Yale is not an exception when it comes to asking some students who have difficulty leaving campus. A few years ago, the Ruderman Family Foundation (disclosure: I’ve worked for them on some unrelated projects in the past) researched Ivy League schools’ mental health leave policies and found that all of them were too likely to force students with mental illness to Disability stay away, not support them. Stanford changed its policy in 2019 as a result of a lawsuit. Northern Michigan University had to change its policy around “self-destructive behavior” in 2018, moving away from trying to force expulsion based on chat messages about students’ depression and suicide risk (but not actually threatening suicide).
The technology by which students may receive emails from Stanford or send chat messages in Northern Michigan is new, but the policies in question are not. In 1990, Kathy Flaherty, then a student at Harvard Law School, made a casual comment that the resident assistant would jump off the roof if she didn’t “get off her back.” The subsequent attempt to commit her involuntarily to a mental institution, she writes, is what led her to start working in mental health and law, where she is now the executive director of the Connecticut Legal Rights Project.
Flaherty told me that while she doesn’t want to downplay the challenges school administrators face when students are in a mental health crisis, “as someone who experienced a similar forced separation from law schools more than 30 years ago, and as a lawyer who represents the people now lives In the case of mental health conditions, one factor driving the agency’s stance appears to be concerns about potential liability for schools rather than maximizing students’ mental health.”

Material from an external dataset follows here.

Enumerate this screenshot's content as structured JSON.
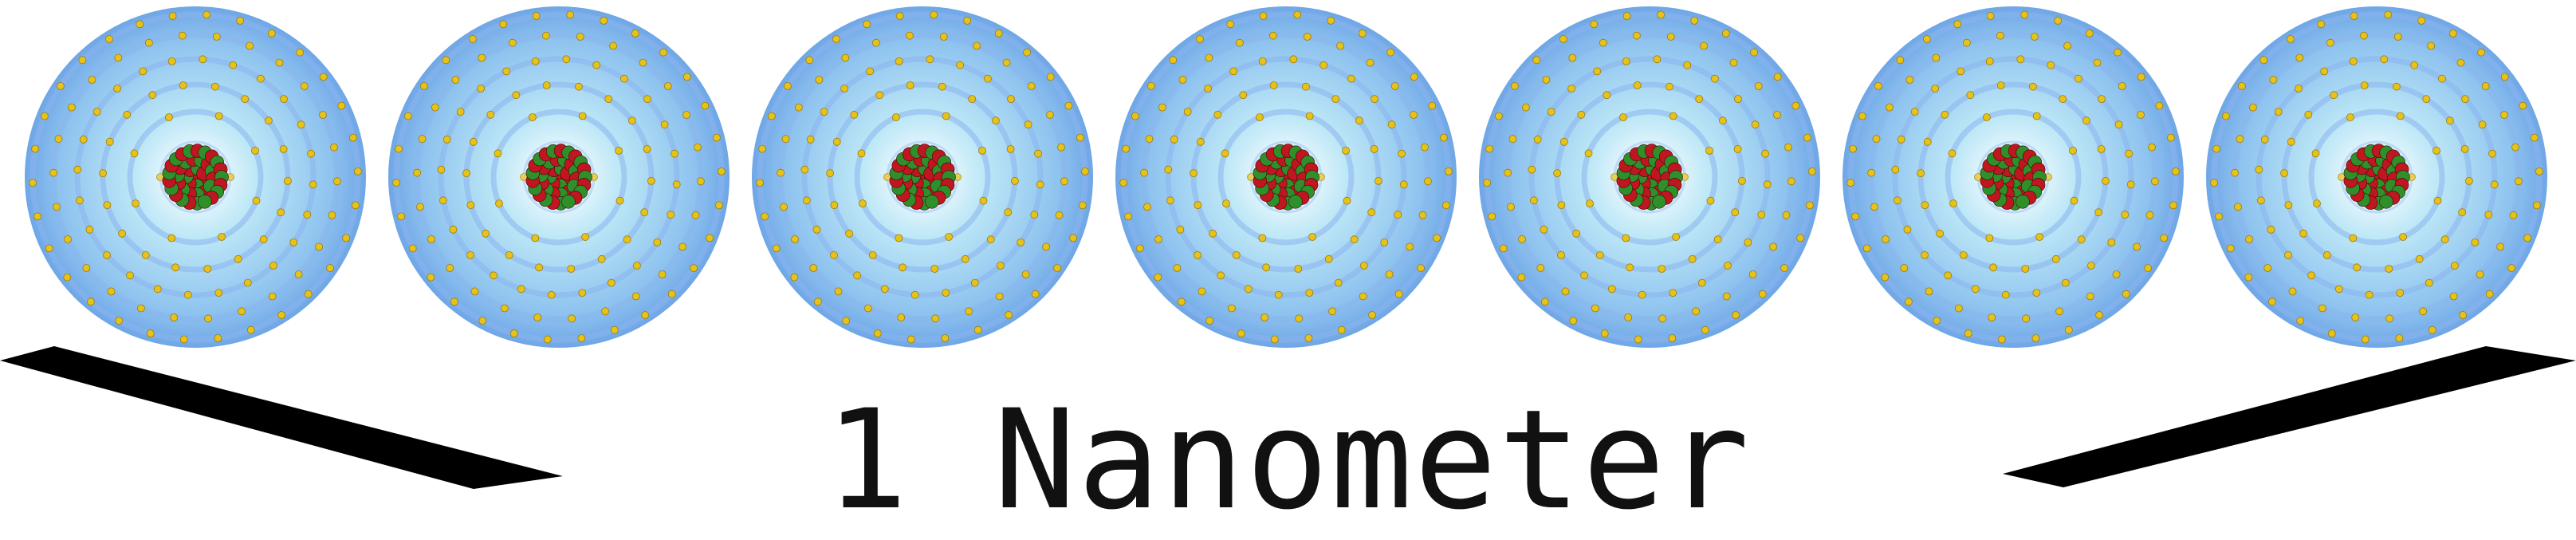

Monica Porter, a policy and legal advocacy attorney at the Bazelon Center for Mental Health Law, told me that many colleges seem too quick to rule out the mere presence of a mental health disorder, and when what needs to happen (and what she calls legal requirements) is “on a case-by-case basis.” identified threat An individualized assessment based on objective medical evidence and actual risks, not just generalizations and speculation. She offers a wide-ranging list of possible accommodations for students with mental health disabilities, from part-time employment (rather than dropping out entirely) to allowing students to register for classes early so they can choose the time that works best for them and their medication Table (many mental health meds, mine included, have regular drowsiness at times when it’s best not to be in class).
It’s not that universities can’t act when faced with evidence of threats to others or themselves, but there must be actual evidence, and responses must be individualized. As with any disability, seeking reasonable accommodation is the first step.

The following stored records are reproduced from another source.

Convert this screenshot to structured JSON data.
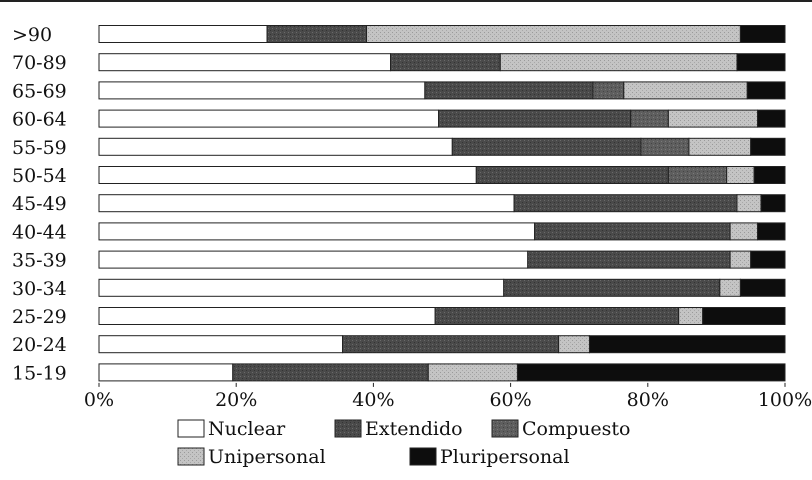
{
  "chart_data": {
    "type": "bar",
    "orientation": "horizontal",
    "stacked": true,
    "percent_stacked": true,
    "categories": [
      ">90",
      "70-89",
      "65-69",
      "60-64",
      "55-59",
      "50-54",
      "45-49",
      "40-44",
      "35-39",
      "30-34",
      "25-29",
      "20-24",
      "15-19"
    ],
    "series": [
      {
        "name": "Nuclear",
        "values": [
          24.5,
          42.5,
          47.5,
          49.5,
          51.5,
          55,
          60.5,
          63.5,
          62.5,
          59,
          49,
          35.5,
          19.5
        ]
      },
      {
        "name": "Extendido",
        "values": [
          14.5,
          16,
          24.5,
          28,
          27.5,
          28,
          32.5,
          28.5,
          29.5,
          31.5,
          35.5,
          31.5,
          28.5
        ]
      },
      {
        "name": "Compuesto",
        "values": [
          0,
          0,
          4.5,
          5.5,
          7,
          8.5,
          0,
          0,
          0,
          0,
          0,
          0,
          0
        ]
      },
      {
        "name": "Unipersonal",
        "values": [
          54.5,
          34.5,
          18,
          13,
          9,
          4,
          3.5,
          4,
          3,
          3,
          3.5,
          4.5,
          13
        ]
      },
      {
        "name": "Pluripersonal",
        "values": [
          6.5,
          7,
          5.5,
          4,
          5,
          4.5,
          3.5,
          4,
          5,
          6.5,
          12,
          28.5,
          39
        ]
      }
    ],
    "colors": {
      "Nuclear": "#ffffff",
      "Extendido": "#4a4a4a",
      "Compuesto": "#5e5e5e",
      "Unipersonal": "#bcbcbc",
      "Pluripersonal": "#0d0d0d"
    },
    "xlim": [
      0,
      100
    ],
    "xticks": [
      "0%",
      "20%",
      "40%",
      "60%",
      "80%",
      "100%"
    ],
    "grid": false,
    "legend_position": "bottom",
    "xlabel": "",
    "ylabel": ""
  }
}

The good news is that there are solutions. In fact, the Rudman Foundation partnered with Boston University to launch a toolkit for students who want to change university policy. Jay Ruderman (President of the Foundation) told me that through student-led discussions, real change can start on an institution-by-institution basis. And that’s good because the bad news is that with the Covid generation coming to campus and students’ entire high school experience being marred by a continuing global mass death event, the day-to-day stress of college life is only going to get worse .
If you or someone you know is struggling with suicidal thoughts or mental health issues, call the Suicide and Crisis Lifeline on 988, or visit the helpline website.